In un altro studio invece i ricercatori hanno analizzato i dati di sopravvivenza di quasi un milione di operazioni di emergenza eseguite da più di 47mila chirurghi negli Stati Uniti tra il 2011 e il 2014 a pazienti che avevano compiuto almeno 65 anni. Ebbene hanno scoperto che più operati sono morti entro un mese dall’intervento quando sono finiti sotto i ferri nel giorno del compleanno del chirurgo (6,9%) rispetto agli altri giorni dell’anno (5,6%). «La differenza è statisticamente significativa e non sembra essere dovuta a una spiegazione alternativa che i ricercatori potevano identificare, a esempio se le date dell’intervento siano state spostate un po’ prima o dopo il compleanno del chirurgo — spiega il professor Robert H. Shmerling — ma un piccolo numero di chirurghi potrebbe aver avuto tassi di complicanze elevati che potrebbero alterare i risultati a seconda delle variazioni nella complessità, frequenza o tipo di chirurgia. I medici potrebbero aver deliberatamente evitato di eseguire un intervento chirurgico il giorno del loro compleanno magari quando compivano una certa età come 60 anni o cadevano in un fine settimana». Per ridurre o eliminare il possibile impatto di ciascuna di queste potenziali spiegazioni sono stati applicati dei metodi statistici. «È interessante notare che non è stato trovato alcun effetto del compleanno del chirurgo per gli interventi chirurgici programmati (non di emergenza) ed è giusto chiedersi se esiste una spiegazione plausibile», continua Shmerling. Scorrendo lo studio, gli autori suggeriscono che «i chirurghi potrebbero essere distratti dagli eventi della vita». Parole che, però, non devono essere fraintese perché non significa che fossero concentrati o abbiano affrettato l’intervento per tornare a casa prima per iniziare a festeggiare: la motivazione infatti non è stata indagata dai ricercatori.

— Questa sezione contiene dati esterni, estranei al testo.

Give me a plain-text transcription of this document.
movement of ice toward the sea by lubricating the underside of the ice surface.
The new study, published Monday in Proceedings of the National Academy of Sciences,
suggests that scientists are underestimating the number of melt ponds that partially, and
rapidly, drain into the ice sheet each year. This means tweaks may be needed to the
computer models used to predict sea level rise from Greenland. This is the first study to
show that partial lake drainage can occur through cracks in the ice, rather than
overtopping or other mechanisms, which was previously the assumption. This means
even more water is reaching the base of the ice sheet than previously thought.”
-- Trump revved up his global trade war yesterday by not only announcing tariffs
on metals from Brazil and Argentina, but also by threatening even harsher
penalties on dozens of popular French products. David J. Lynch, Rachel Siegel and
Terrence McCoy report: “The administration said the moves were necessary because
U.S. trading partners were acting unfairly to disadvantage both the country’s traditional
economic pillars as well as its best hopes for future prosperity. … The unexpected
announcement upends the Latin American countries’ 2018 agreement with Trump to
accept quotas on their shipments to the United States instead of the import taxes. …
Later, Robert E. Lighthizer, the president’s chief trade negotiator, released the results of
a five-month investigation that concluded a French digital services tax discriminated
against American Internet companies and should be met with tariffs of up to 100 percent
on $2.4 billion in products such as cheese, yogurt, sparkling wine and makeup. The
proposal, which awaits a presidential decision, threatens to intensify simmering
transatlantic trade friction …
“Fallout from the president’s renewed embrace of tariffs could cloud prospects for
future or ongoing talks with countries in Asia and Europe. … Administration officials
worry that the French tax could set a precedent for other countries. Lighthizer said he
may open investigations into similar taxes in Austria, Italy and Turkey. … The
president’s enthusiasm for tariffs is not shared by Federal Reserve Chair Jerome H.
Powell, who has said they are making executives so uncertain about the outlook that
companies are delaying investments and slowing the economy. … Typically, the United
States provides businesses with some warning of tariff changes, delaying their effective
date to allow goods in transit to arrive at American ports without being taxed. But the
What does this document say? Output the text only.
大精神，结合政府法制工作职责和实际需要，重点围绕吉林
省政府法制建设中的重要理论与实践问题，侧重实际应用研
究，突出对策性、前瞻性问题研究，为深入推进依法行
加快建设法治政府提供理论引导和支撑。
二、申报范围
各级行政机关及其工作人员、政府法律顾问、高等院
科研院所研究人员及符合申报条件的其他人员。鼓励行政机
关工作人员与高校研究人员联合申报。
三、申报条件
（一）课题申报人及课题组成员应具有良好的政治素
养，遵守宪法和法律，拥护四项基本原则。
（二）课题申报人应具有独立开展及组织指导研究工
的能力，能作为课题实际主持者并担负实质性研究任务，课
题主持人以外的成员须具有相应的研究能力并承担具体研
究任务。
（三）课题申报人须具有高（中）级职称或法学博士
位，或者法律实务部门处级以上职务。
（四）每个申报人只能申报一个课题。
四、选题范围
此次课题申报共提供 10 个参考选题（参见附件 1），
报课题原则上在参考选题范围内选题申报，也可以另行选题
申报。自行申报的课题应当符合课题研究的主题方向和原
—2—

Il parere del professor Volpi

«L’articolo è bizzarro — dice il professor Piero Volpi, responsabile dell’unità operativa ortopedia del ginocchio e traumatologia dello sport dell’Humanitas di Milano e responsabile del settore medico dell’Inter — ma sono d’accordo nella parte in cui spiega come nelle strutture in cui siano alti i volumi di operazioni per sostituzione di anca e ginocchio c’è una probabilità inferiore di errori da parte dei chirurghi».

Gli altri risultati «controversi»

Secondo quanto pubblicato dall’ateneo statunitense, sono stati indagati altri fattori meno ovvi da considerare nella programmazione degli interventi chirurgici. A esempio, alcuni ricercatori hanno esaminato se gli esiti sono peggiori negli ospedali universitari a luglio, quando fanno il loro ingresso i nuovi tirocinanti medici e chirurgici. A esempio è stato analizzato un fenomeno chiamato «effetto luglio» sugli infarti. I risultati sono stati contrastanti: alcuni studi lo confermano mentre altri sono di parere diametralmente opposto. È stato studiato anche se l’utilizzo di musica in sala operatoria influisca nei risultati sui pazienti. In dettaglio, si è analizzato se era diffusa e se eventualmente si trattasse di genere classico o moderno oppure se era alta o bassa. Anche in questo non si è arrivata a una conclusione univoca.